—Je comprends, riposta ironiquement Mme de Guermanton, que vous préjugiez mal du baron sans le connaître. Règle générale, vous trouvez tous les hommes moins bien que mon mari!

—Je ne préjuge de rien, fit Pauline blessée par cette allusion, et j'ai hâte de me rencontrer avec le châtelain de Bois-Peillot, afin de me former une idée de son mérite extraordinaire. J'ai le cœur si libre, ajouta-t-elle avec hauteur, que si votre homme n'est pas un monstre, et à supposer qu'il soit exact que je lui plaise, je vous promets de l'épouser avec le plus grand empressement.

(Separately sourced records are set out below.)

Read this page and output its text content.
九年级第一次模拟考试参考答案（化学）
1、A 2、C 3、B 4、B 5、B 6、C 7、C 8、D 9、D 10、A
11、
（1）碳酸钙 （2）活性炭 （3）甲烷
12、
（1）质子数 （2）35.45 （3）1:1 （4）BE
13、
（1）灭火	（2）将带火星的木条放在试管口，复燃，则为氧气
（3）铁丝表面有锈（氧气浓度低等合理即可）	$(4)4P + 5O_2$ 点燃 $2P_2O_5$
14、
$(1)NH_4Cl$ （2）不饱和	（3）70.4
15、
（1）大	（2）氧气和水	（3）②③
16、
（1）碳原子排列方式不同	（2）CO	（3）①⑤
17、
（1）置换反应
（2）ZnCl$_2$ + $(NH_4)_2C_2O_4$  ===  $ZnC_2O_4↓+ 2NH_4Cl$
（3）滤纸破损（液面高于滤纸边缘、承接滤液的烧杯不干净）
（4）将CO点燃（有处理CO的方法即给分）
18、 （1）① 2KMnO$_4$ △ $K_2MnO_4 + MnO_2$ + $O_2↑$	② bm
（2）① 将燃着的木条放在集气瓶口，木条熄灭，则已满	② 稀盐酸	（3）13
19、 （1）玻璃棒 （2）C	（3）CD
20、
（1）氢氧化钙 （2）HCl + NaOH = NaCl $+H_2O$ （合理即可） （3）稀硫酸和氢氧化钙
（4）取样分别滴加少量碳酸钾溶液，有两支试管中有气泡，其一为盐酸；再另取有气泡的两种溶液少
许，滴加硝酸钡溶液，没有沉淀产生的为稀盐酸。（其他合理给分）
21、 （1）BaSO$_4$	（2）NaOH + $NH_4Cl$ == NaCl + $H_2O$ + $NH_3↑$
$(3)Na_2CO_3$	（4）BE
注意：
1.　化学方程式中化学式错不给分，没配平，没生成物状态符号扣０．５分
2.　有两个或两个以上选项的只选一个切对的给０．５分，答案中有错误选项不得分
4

—A la bonne heure, dit Mme de Guermanton.

—Seulement, poursuivit Pauline, comme je me défie de mon propre jugement en cette grave matière, plutôt que de causer avec lui pendant six mois à travers une porte, j'essaierai de me faire une opinion sur son compte dans un plus bref délai et en le voyant, à l'œil nu, s'il se peut.

L'annonce d'un événement aussi inattendu et sa conversation avec la châtelaine avaient profondément troublé Pauline Marzet.

L'idée qu'on prêtait au baron Pottemain d'épouser une institutrice qu'il avait à peine entrevue, lui semblait à ce point invraisemblable qu'elle se demandait si tout ceci n'était pas le résultat des intrigues de Jeanne, qui voyait là assurément une occasion de l'éloigner définitivement de Guermanton.

Pour en avoir le cœur net, elle conçut le projet d'interroger M. de Guermanton.

L'occasion de l'entretenir seule à seul se présenta le lendemain dans l'après-midi.

Elle donnait au fond du parc une leçon de botanique à Berthe et à Georges, lorsque subitement Jacques apparut au détour d'une allée.

Elle s'approcha et aborda carrément la question.